Sarah Frey says stolen photos of her were linked to a fake Tinder profile, but the company told her it's not their problem.

Sarah Frey says stolen photos of her linked to fake Tinder profile, company tells her it's not their problem

A screen capture Sarah Frey says is a fake Tinder profile using photographs of her taken from her Facebook account. (Sarah Frey)

A Whitehorse woman says that after her photos were stolen and uploaded to a fake profile on the dating app Tinder, the company refused to deal with her allegations of identity theft.

Sarah Frey said the photos were stolen from her Facebook page, which is not open to the public.

Frey said she found out about the identity theft when a friend in Thunder Bay sent her a message on the weekend.

He had seen photos of her linked to a Tinder profile when he was flipping through the app. Her friend sent her the photos. One was only about a week old, she said.

Frey said they may have been stolen by one of the people she's allowed onto her Facebook page.

'They could be putting words in my mouth'

"It's one side of the story to say somebody might be using them in order to have a fake profile to potentially catch a cheating partner," said Frey, or to see who else is on there without using their own image.
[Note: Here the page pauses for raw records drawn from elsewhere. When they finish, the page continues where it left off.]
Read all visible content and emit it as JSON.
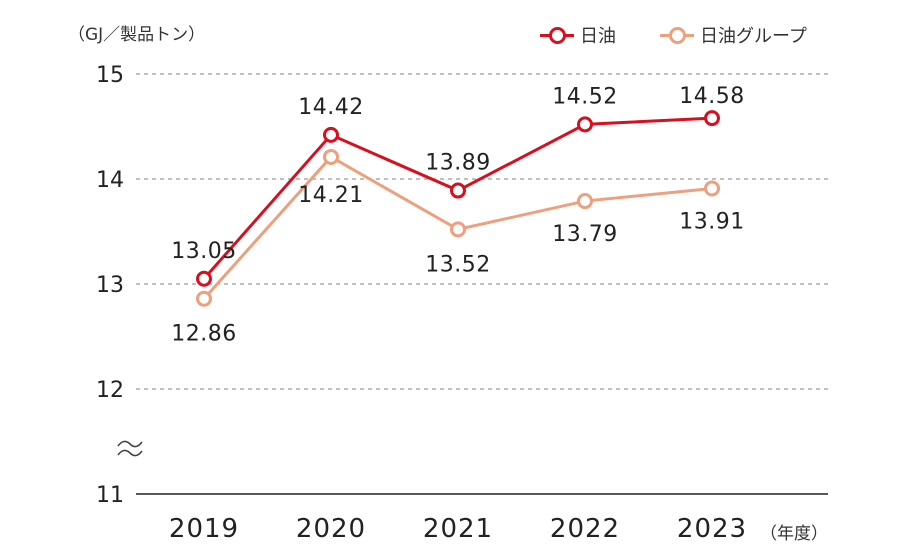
{
  "chart_data": {
    "type": "line",
    "unit_label": "（GJ／製品トン）",
    "x_unit_label": "（年度）",
    "categories": [
      "2019",
      "2020",
      "2021",
      "2022",
      "2023"
    ],
    "yticks": [
      "15",
      "14",
      "13",
      "12",
      "11"
    ],
    "ylim": [
      11,
      15
    ],
    "axis_break": true,
    "grid": true,
    "legend_position": "top-right",
    "series": [
      {
        "name": "日油",
        "color": "#d7101f",
        "values": [
          13.05,
          14.42,
          13.89,
          14.52,
          14.58
        ],
        "labels": [
          "13.05",
          "14.42",
          "13.89",
          "14.52",
          "14.58"
        ]
      },
      {
        "name": "日油グループ",
        "color": "#eca07e",
        "values": [
          12.86,
          14.21,
          13.52,
          13.79,
          13.91
        ],
        "labels": [
          "12.86",
          "14.21",
          "13.52",
          "13.79",
          "13.91"
        ]
      }
    ]
  }
}
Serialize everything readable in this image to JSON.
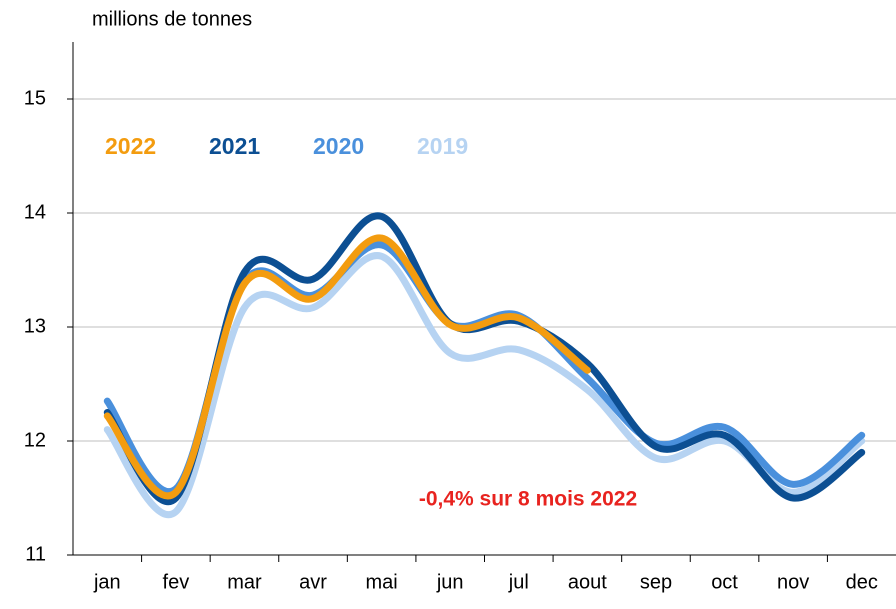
{
  "chart_data": {
    "type": "line",
    "y_label": "millions de tonnes",
    "annotation": "-0,4% sur 8 mois 2022",
    "categories": [
      "jan",
      "fev",
      "mar",
      "avr",
      "mai",
      "jun",
      "jul",
      "aout",
      "sep",
      "oct",
      "nov",
      "dec"
    ],
    "series": [
      {
        "name": "2022",
        "color": "#f39c0f",
        "values": [
          12.22,
          11.55,
          13.38,
          13.25,
          13.78,
          13.02,
          13.08,
          12.62,
          null,
          null,
          null,
          null
        ]
      },
      {
        "name": "2021",
        "color": "#0c4f93",
        "values": [
          12.25,
          11.5,
          13.48,
          13.42,
          13.97,
          13.03,
          13.05,
          12.68,
          11.95,
          12.05,
          11.5,
          11.9
        ]
      },
      {
        "name": "2020",
        "color": "#4a90dc",
        "values": [
          12.35,
          11.58,
          13.4,
          13.28,
          13.72,
          13.03,
          13.1,
          12.55,
          11.98,
          12.12,
          11.62,
          12.05
        ]
      },
      {
        "name": "2019",
        "color": "#b6d3f2",
        "values": [
          12.1,
          11.38,
          13.17,
          13.17,
          13.62,
          12.77,
          12.8,
          12.45,
          11.85,
          12.0,
          11.55,
          12.0
        ]
      }
    ],
    "ylim": [
      11,
      15.5
    ],
    "yticks": [
      11,
      12,
      13,
      14,
      15
    ],
    "grid": true
  }
}
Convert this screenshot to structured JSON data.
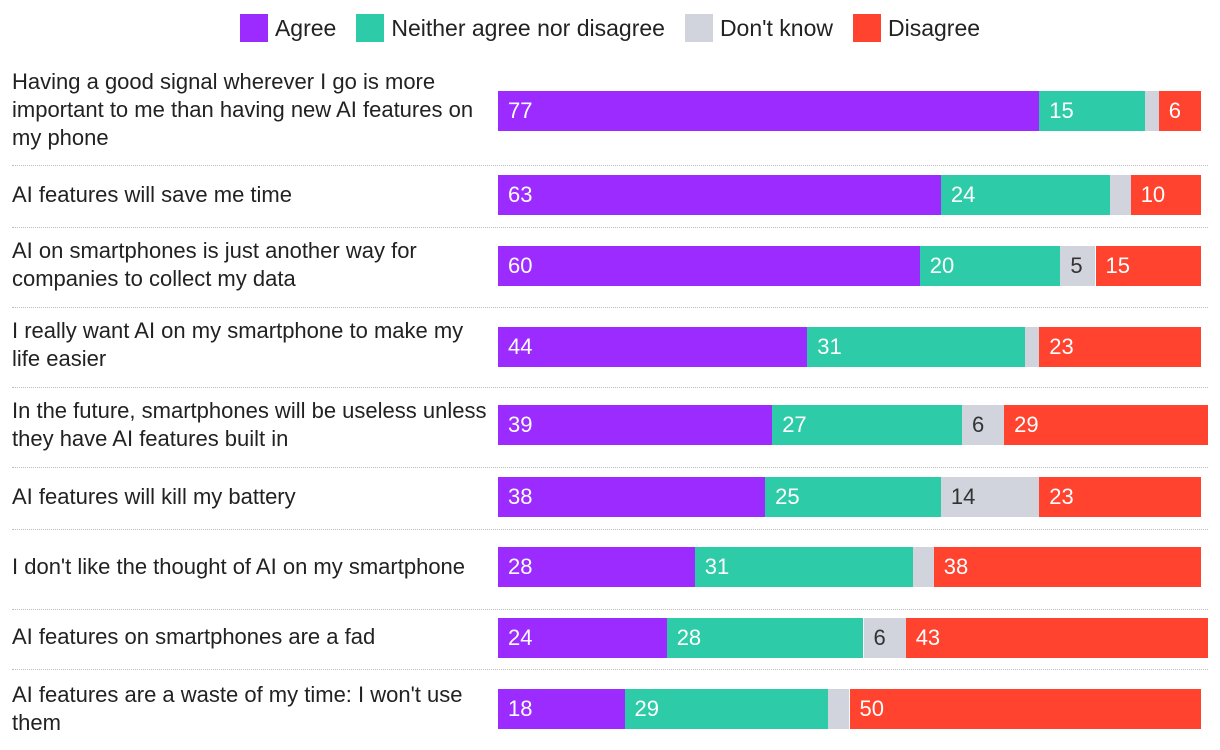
{
  "chart_data": {
    "type": "bar",
    "orientation": "horizontal",
    "stacked": true,
    "legend_position": "top-center",
    "series": [
      {
        "name": "Agree",
        "color": "#9b2bff"
      },
      {
        "name": "Neither agree nor disagree",
        "color": "#2ecba8"
      },
      {
        "name": "Don't know",
        "color": "#d1d4dc"
      },
      {
        "name": "Disagree",
        "color": "#ff432e"
      }
    ],
    "categories": [
      "Having a good signal wherever I go is more important to me than having new AI features on my phone",
      "AI features will save me time",
      "AI on smartphones is just another way for companies to collect my data",
      "I really want AI on my smartphone to make my life easier",
      "In the future, smartphones will be useless unless they have AI features built in",
      "AI features will kill my battery",
      "I don't like the thought of AI on my smartphone",
      "AI features on smartphones are a fad",
      "AI features are a waste of my time: I won't use them"
    ],
    "values": [
      [
        77,
        15,
        2,
        6
      ],
      [
        63,
        24,
        3,
        10
      ],
      [
        60,
        20,
        5,
        15
      ],
      [
        44,
        31,
        2,
        23
      ],
      [
        39,
        27,
        6,
        29
      ],
      [
        38,
        25,
        14,
        23
      ],
      [
        28,
        31,
        3,
        38
      ],
      [
        24,
        28,
        6,
        43
      ],
      [
        18,
        29,
        3,
        50
      ]
    ],
    "data_labels": [
      [
        "77",
        "15",
        "",
        "6"
      ],
      [
        "63",
        "24",
        "",
        "10"
      ],
      [
        "60",
        "20",
        "5",
        "15"
      ],
      [
        "44",
        "31",
        "",
        "23"
      ],
      [
        "39",
        "27",
        "6",
        "29"
      ],
      [
        "38",
        "25",
        "14",
        "23"
      ],
      [
        "28",
        "31",
        "",
        "38"
      ],
      [
        "24",
        "28",
        "6",
        "43"
      ],
      [
        "18",
        "29",
        "",
        "50"
      ]
    ],
    "xlim": [
      0,
      100
    ],
    "title": "",
    "xlabel": "",
    "ylabel": ""
  }
}
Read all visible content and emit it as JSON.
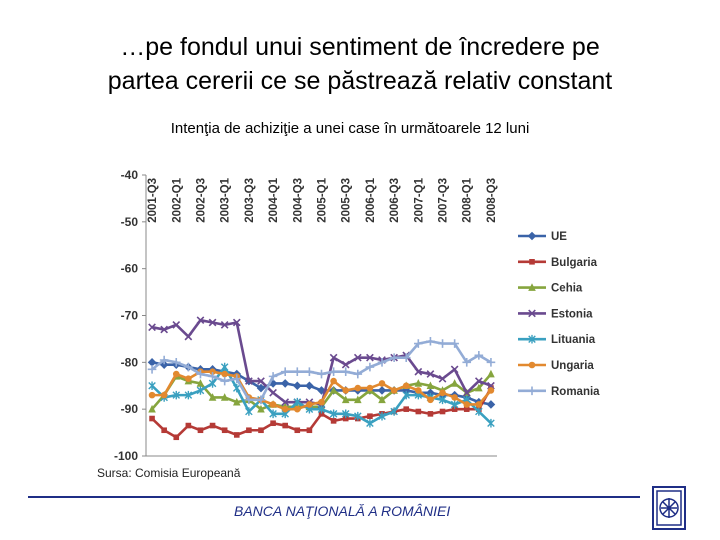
{
  "slide": {
    "title_line1": "…pe fondul unui sentiment de încredere pe",
    "title_line2": "partea cererii ce se păstrează relativ constant",
    "source": "Sursa: Comisia Europeană",
    "footer": "BANCA NAŢIONALĂ A ROMÂNIEI"
  },
  "chart_data": {
    "type": "line",
    "title": "Intenţia de achiziţie a unei case în următoarele 12 luni",
    "xlabel": "",
    "ylabel": "",
    "ylim": [
      -100,
      -40
    ],
    "yticks": [
      -40,
      -50,
      -60,
      -70,
      -80,
      -90,
      -100
    ],
    "grid": false,
    "legend_position": "right",
    "x_tick_labels": [
      "2001-Q3",
      "2002-Q1",
      "2002-Q3",
      "2003-Q1",
      "2003-Q3",
      "2004-Q1",
      "2004-Q3",
      "2005-Q1",
      "2005-Q3",
      "2006-Q1",
      "2006-Q3",
      "2007-Q1",
      "2007-Q3",
      "2008-Q1",
      "2008-Q3"
    ],
    "x_tick_every": 2,
    "categories": [
      "2001-Q3",
      "2001-Q4",
      "2002-Q1",
      "2002-Q2",
      "2002-Q3",
      "2002-Q4",
      "2003-Q1",
      "2003-Q2",
      "2003-Q3",
      "2003-Q4",
      "2004-Q1",
      "2004-Q2",
      "2004-Q3",
      "2004-Q4",
      "2005-Q1",
      "2005-Q2",
      "2005-Q3",
      "2005-Q4",
      "2006-Q1",
      "2006-Q2",
      "2006-Q3",
      "2006-Q4",
      "2007-Q1",
      "2007-Q2",
      "2007-Q3",
      "2007-Q4",
      "2008-Q1",
      "2008-Q2",
      "2008-Q3"
    ],
    "series": [
      {
        "name": "UE",
        "color": "#3a63a8",
        "marker": "diamond",
        "values": [
          -80,
          -80.5,
          -80.5,
          -81,
          -81.5,
          -81.5,
          -82,
          -82.5,
          -84,
          -85.5,
          -84.5,
          -84.5,
          -85,
          -85,
          -86,
          -86,
          -86,
          -86,
          -86,
          -86,
          -86,
          -86,
          -86.5,
          -86.5,
          -87,
          -87,
          -87.5,
          -88.5,
          -89
        ]
      },
      {
        "name": "Bulgaria",
        "color": "#b53a36",
        "marker": "square",
        "values": [
          -92,
          -94.5,
          -96,
          -93.5,
          -94.5,
          -93.5,
          -94.5,
          -95.5,
          -94.5,
          -94.5,
          -93,
          -93.5,
          -94.5,
          -94.5,
          -91,
          -92.5,
          -92,
          -92,
          -91.5,
          -91,
          -90.5,
          -90,
          -90.5,
          -91,
          -90.5,
          -90,
          -90,
          -90,
          -85.5
        ]
      },
      {
        "name": "Cehia",
        "color": "#86a53e",
        "marker": "triangle",
        "values": [
          -90,
          -87,
          -83,
          -84,
          -84.5,
          -87.5,
          -87.5,
          -88.5,
          -88,
          -90,
          -89,
          -89.5,
          -89.5,
          -89.5,
          -89.5,
          -86,
          -88,
          -88,
          -86,
          -88,
          -86,
          -85,
          -84.5,
          -85,
          -86,
          -84.5,
          -86.5,
          -85.5,
          -82.5
        ]
      },
      {
        "name": "Estonia",
        "color": "#6a4a8f",
        "marker": "x",
        "values": [
          -72.5,
          -73,
          -72,
          -74.5,
          -71,
          -71.5,
          -72,
          -71.5,
          -84,
          -84,
          -86.5,
          -88.5,
          -88.5,
          -88.5,
          -89,
          -79,
          -80.5,
          -79,
          -79,
          -79.5,
          -79,
          -78.5,
          -82,
          -82.5,
          -83.5,
          -81.5,
          -86.5,
          -84,
          -85
        ]
      },
      {
        "name": "Lituania",
        "color": "#3aa0c0",
        "marker": "asterisk",
        "values": [
          -85,
          -87.5,
          -87,
          -87,
          -86,
          -84.5,
          -81,
          -85.5,
          -90.5,
          -88,
          -91,
          -91,
          -88.5,
          -90,
          -90,
          -91,
          -91,
          -91.5,
          -93,
          -91.5,
          -90.5,
          -87,
          -87,
          -87.5,
          -88,
          -89,
          -88,
          -90.5,
          -93
        ]
      },
      {
        "name": "Ungaria",
        "color": "#e2892f",
        "marker": "circle",
        "values": [
          -87,
          -87,
          -82.5,
          -83.5,
          -82,
          -82,
          -82.5,
          -83,
          -87.5,
          -88,
          -89,
          -90,
          -90,
          -89,
          -88.5,
          -84,
          -86,
          -85.5,
          -85.5,
          -84.5,
          -86,
          -85,
          -86,
          -88,
          -86.5,
          -87.5,
          -89,
          -89,
          -86
        ]
      },
      {
        "name": "Romania",
        "color": "#93acd6",
        "marker": "plus",
        "values": [
          -81.5,
          -79.5,
          -80,
          -81,
          -82.5,
          -83,
          -84,
          -83.5,
          -88,
          -88,
          -83,
          -82,
          -82,
          -82,
          -82.5,
          -82,
          -82,
          -82.5,
          -81,
          -80,
          -79,
          -79,
          -76,
          -75.5,
          -76,
          -76,
          -80,
          -78.5,
          -80
        ]
      }
    ]
  }
}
But Frey said it's also possible "they could be putting words in my mouth or harassing people via the private message function, and any screen shots of those conversations have my face attached to it."

Frey said she followed the procedure on Tinder for reporting stolen photos.

The response was not what she expected.

"The screen shots you included are from a third party app that we are not affiliated with and do not support," followed by what could be taken as a somewhat cheeky "If you have any questions about Tinder...... we'll be happy to help!"

Sarah Frey (Sarah Frey)

Frey said it was flippant and not a great approach.

"So if they're not going to protect women in areas where they have control over that, in just not having their photos sent around without their consent," said Frey.

"Then it's a really shameful corporate policy and I hope people get upset about this."

Frey received another more friendly, customer-focused, email Wednesday telling her the profile could not be found.

It also repeated that the photos were on a site not affiliated with Tinder and suggested she contact that site.

Didn't validate seriousness of matter

Frey said she will call her friend to find out what third-party app the photos were on. But she said they were accessible from Tinder, so it also bears responsibility.

"It was also just frustrating they didn't even give me any like, 'Oh, but here is how you can resolve that with them, here are the next steps moving forward,'" said Frey.

"They basically wiped their hands clean and went 'not our problem,' and didn't really validate the seriousness of the matter," she said.

​Tinder responded to CBC with a written statement.

It said it takes violations of its policies, like the one reported by Frey, very seriously and is grateful to her for reporting it. Tinder also said it attempts to find and delete fake profiles when reported.